Onderwerp: Bezoek-historie

RSJ 13/1804/SGA, 12 juni 2013, schorsing
Uitspraakdatum:12-06-2013

Dit onderwerp bevat de volgende rubrieken.

Uitspraak

Nummer : 13/1804/SGA
Betreft : [klager] datum: 12 juni 2013

De voorzitter van de beroepscommissie als bedoeld in artikel 69, tweede lid, van de Penitentiaire beginselenwet (Pbw) heeft kennisgenomen van een bij het secretariaat van de Raad ingekomen verzoekschrift van 7 juni 2013, ingediend door mr. J. de Vries,
namens

[...], verder verzoeker te noemen, verblijvende in de penitentiaire inrichtingen (p.i.) Vught.

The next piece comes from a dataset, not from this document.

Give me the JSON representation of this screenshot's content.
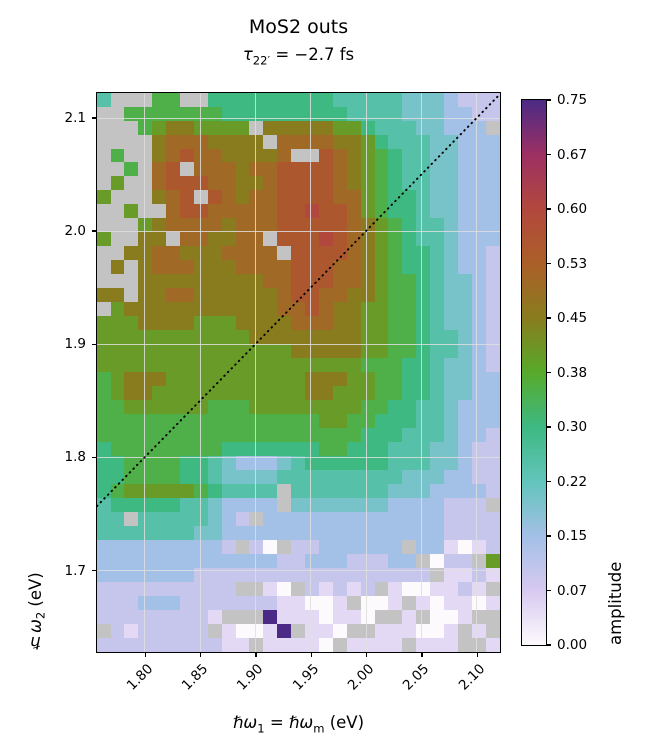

Verzoeker vraagt om schorsing, met toepassing van artikel 66, eerste lid, van de Pbw, van de (verdere) tenuitvoerlegging van de beslissingen van de directeur van de penitentiaire inrichtingen (p.i.) Amsterdam Over-Amstel (Demersluis) van 31 mei 2013,
inhoudende respectievelijk:
a. de oplegging van een ordemaatregel van plaatsing in afzondering in een afzonderingscel voor de duur van veertien dagen, ingaande op 31 mei 2013 om 14.00 uur en eindigende op 14 juni 2013 om 14.00 uur;
b. de beslissing om de onder a genoemde ordemaatregel ten uitvoer te leggen in de afdeling voor beheersproblematische gedetineerden in de - naar de voorzitter verstaat - p.i. Vught.
De directeur heeft deze beslissingen genomen omdat uit ambtelijk verkregen informatie vanuit het GRIP is gebleken dat verzoeker vluchtgevaarlijk zou zijn. Totdat in het Operationeel Overleg is bepaald welke kwalificatie verzoeker zal krijgen op de
lijst
van gedetineerden met een vlucht- / maatschappelijk risico (GVM-lijst), zal verzoeker niet op een reguliere afdeling kunnen verblijven.

De voorzitter heeft voorts kennisgenomen van een tweetal klaagschriften, respectievelijk ingekomen bij de beklagcommissie op 5 en 6 juni 2013, alsmede van de schriftelijke inlichtingen van de directeur van 11 juni 2013.

1. De beoordeling
De voorzitter stelt voorop dat in het kader van het verzoek om schorsing van de tenuitvoerlegging van een beslissing van de directeur slechts ruimte bestaat voor een voorlopige beoordeling en dat de zaak niet ten gronde kan worden onderzocht en
beslist.
Aan de orde is daarom slechts de vraag of de beslissing waartegen beklag is ingediend in strijd is met een wettelijk voorschrift dan wel zodanig onredelijk of onbillijk is dat er een spoedeisend belang is om thans over te gaan tot schorsing van de
(verdere) tenuitvoerlegging van die beslissing. Naar het oordeel van de voorzitter is dat het geval.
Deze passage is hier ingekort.